Work Log Day 37

Let's attempt to guess espresso pull time using images of coffee grinds. Saving coffee with CNN magic.


Work Log Day 37

A few days ago a friend, who works on these sorts of problems for a living, provided me with some feedback on the progress that I had made with this project. Despite hoping they would provide me with the silver bullet, I expected a much duller interpretation of what I had to do. Sadly I was right.

The most significant resource to come out of the conversation was this. The approach is much more akin to what I would expect from a statistical analysis (which is basically what ML is) than anything else. I will summarize some of the most notable take aways.

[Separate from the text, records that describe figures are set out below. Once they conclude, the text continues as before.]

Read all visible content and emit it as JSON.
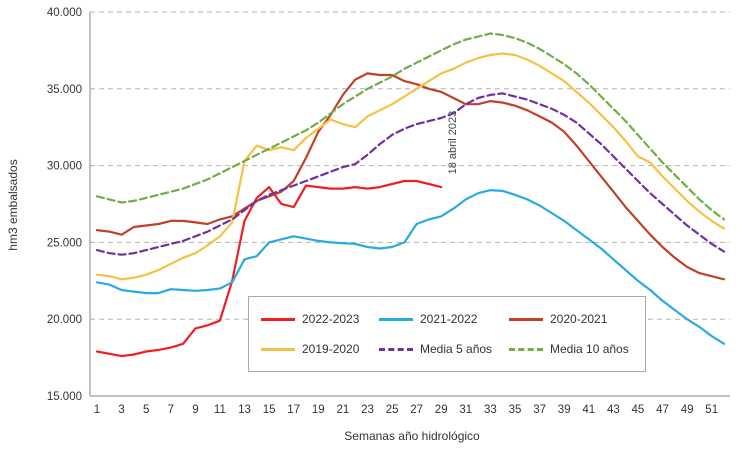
{
  "chart_data": {
    "type": "line",
    "title": "",
    "xlabel": "Semanas año hidrológico",
    "ylabel": "hm3 embalsados",
    "xlim": [
      1,
      52
    ],
    "ylim": [
      15000,
      40000
    ],
    "grid": "horizontal-dashed",
    "legend_position": "boxed-bottom-center",
    "y_ticks": [
      {
        "value": 15000,
        "label": "15.000"
      },
      {
        "value": 20000,
        "label": "20.000"
      },
      {
        "value": 25000,
        "label": "25.000"
      },
      {
        "value": 30000,
        "label": "30.000"
      },
      {
        "value": 35000,
        "label": "35.000"
      },
      {
        "value": 40000,
        "label": "40.000"
      }
    ],
    "x_ticks": [
      1,
      3,
      5,
      7,
      9,
      11,
      13,
      15,
      17,
      19,
      21,
      23,
      25,
      27,
      29,
      31,
      33,
      35,
      37,
      39,
      41,
      43,
      45,
      47,
      49,
      51
    ],
    "annotation": {
      "text": "18 abril 2023",
      "week": 30.2,
      "value": 31500,
      "rotation": -90
    },
    "series": [
      {
        "name": "2022-2023",
        "color": "#ee2024",
        "dashed": false,
        "values": [
          17900,
          17750,
          17600,
          17700,
          17900,
          18000,
          18150,
          18400,
          19400,
          19600,
          19900,
          22500,
          26400,
          27900,
          28600,
          27500,
          27300,
          28700,
          28600,
          28500,
          28500,
          28600,
          28500,
          28600,
          28800,
          29000,
          29000,
          28800,
          28600,
          null,
          null,
          null,
          null,
          null,
          null,
          null,
          null,
          null,
          null,
          null,
          null,
          null,
          null,
          null,
          null,
          null,
          null,
          null,
          null,
          null,
          null,
          null
        ]
      },
      {
        "name": "2021-2022",
        "color": "#29abe2",
        "dashed": false,
        "values": [
          22400,
          22250,
          21900,
          21800,
          21700,
          21700,
          21950,
          21900,
          21850,
          21900,
          22000,
          22400,
          23900,
          24100,
          25000,
          25200,
          25400,
          25250,
          25100,
          25000,
          24950,
          24900,
          24700,
          24600,
          24700,
          25000,
          26200,
          26500,
          26700,
          27200,
          27800,
          28200,
          28400,
          28350,
          28100,
          27800,
          27400,
          26900,
          26400,
          25800,
          25200,
          24600,
          23900,
          23200,
          22500,
          21900,
          21200,
          20600,
          20000,
          19500,
          18900,
          18400
        ]
      },
      {
        "name": "2020-2021",
        "color": "#bf4226",
        "dashed": false,
        "values": [
          25800,
          25700,
          25500,
          26000,
          26100,
          26200,
          26400,
          26400,
          26300,
          26200,
          26500,
          26700,
          27200,
          27700,
          28000,
          28300,
          29000,
          30500,
          32200,
          33300,
          34600,
          35600,
          36000,
          35900,
          35900,
          35500,
          35300,
          35000,
          34800,
          34400,
          34000,
          34000,
          34200,
          34100,
          33900,
          33600,
          33200,
          32800,
          32200,
          31300,
          30300,
          29300,
          28300,
          27300,
          26400,
          25500,
          24700,
          24000,
          23400,
          23000,
          22800,
          22600
        ]
      },
      {
        "name": "2019-2020",
        "color": "#f6c142",
        "dashed": false,
        "values": [
          22900,
          22800,
          22600,
          22700,
          22900,
          23200,
          23600,
          24000,
          24300,
          24800,
          25400,
          26300,
          30300,
          31300,
          31000,
          31200,
          31000,
          31800,
          32400,
          33000,
          32700,
          32500,
          33200,
          33600,
          34000,
          34500,
          35000,
          35500,
          36000,
          36300,
          36700,
          37000,
          37200,
          37300,
          37200,
          36900,
          36500,
          36000,
          35500,
          34800,
          34100,
          33300,
          32500,
          31600,
          30600,
          30200,
          29300,
          28500,
          27700,
          27000,
          26400,
          25900
        ]
      },
      {
        "name": "Media 5 años",
        "color": "#7030a0",
        "dashed": true,
        "values": [
          24500,
          24300,
          24200,
          24300,
          24500,
          24700,
          24900,
          25100,
          25400,
          25700,
          26100,
          26500,
          27100,
          27700,
          28100,
          28400,
          28700,
          29000,
          29300,
          29600,
          29900,
          30100,
          30700,
          31400,
          32000,
          32400,
          32700,
          32900,
          33100,
          33400,
          34000,
          34400,
          34600,
          34700,
          34500,
          34300,
          34000,
          33700,
          33300,
          32800,
          32100,
          31400,
          30600,
          29800,
          29000,
          28200,
          27500,
          26800,
          26100,
          25500,
          24900,
          24400
        ]
      },
      {
        "name": "Media 10 años",
        "color": "#6fae45",
        "dashed": true,
        "values": [
          28000,
          27800,
          27600,
          27700,
          27900,
          28100,
          28300,
          28500,
          28800,
          29100,
          29500,
          29900,
          30300,
          30700,
          31100,
          31500,
          31900,
          32300,
          32800,
          33400,
          34000,
          34500,
          35000,
          35400,
          35800,
          36300,
          36700,
          37100,
          37500,
          37900,
          38200,
          38400,
          38600,
          38500,
          38300,
          38000,
          37600,
          37100,
          36600,
          36000,
          35300,
          34500,
          33700,
          32900,
          32000,
          31100,
          30200,
          29400,
          28600,
          27800,
          27100,
          26500
        ]
      }
    ]
  }
}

  • “Don’t be a hero” - Copy and paste a simple architecture
  • “Use Adam with a learning rate of 3e-4.”
  • “Use a constant [learning rate]”
  • “Get more data” - data is more valuable than poking the model
  • “Always be very careful with learning rate decay”

These take aways have turned out to be very useful in the last few days. First I had to stop myself from being a hero.

I came into this project wanting to ‘understand’ how to built neural networks, however as I wade deeper into it the harder it is to pin down exactly how exactly to rationalize adding or removing a layer. There doesn’t seem to be a formula and I should leave that to the PhDs who spend their days trying to figure out the best architecture. So I went back to all of the networks I had and decreased the learning rate to 3e-4 and so far I have managed to run all of the Nvidia models I had added previously. All of them managed to do a better job than the default model I had been using, with a difference of 10 by MSE. Still running the rest of the models to determine if there is a notably ‘better’ architecture to move forward with.

I had just finished up work on implementing the Snapshot Ensemble method, which hadn’t provided much utility as I could tell. Which told me that I was getting ahead of myself. I have moved back to using a constant learning rate, hoping to try and use data to get a better sense of how well the model can perform before trying to eek out better performance.

Collect more data. Its obvious, I only have about 11k images as of typing this out. I have begun to focus on collecting data on the tail ends in hoping to avoid the models endless attempt to optimize for the mean. It seems to have had some impact on the low end, though the high end is still giving me trouble. Probably doesn’t help that pull times end up all over the map when you get into the 50 second range. And while it is something I have been doing for awhile now, I take quite a few more images than I initially did. I take somewhere between 5 and 10 images per pull rather than the 3 or 4 early on. In part this provides a larger sample of the grounds and also helps me gather data quicker.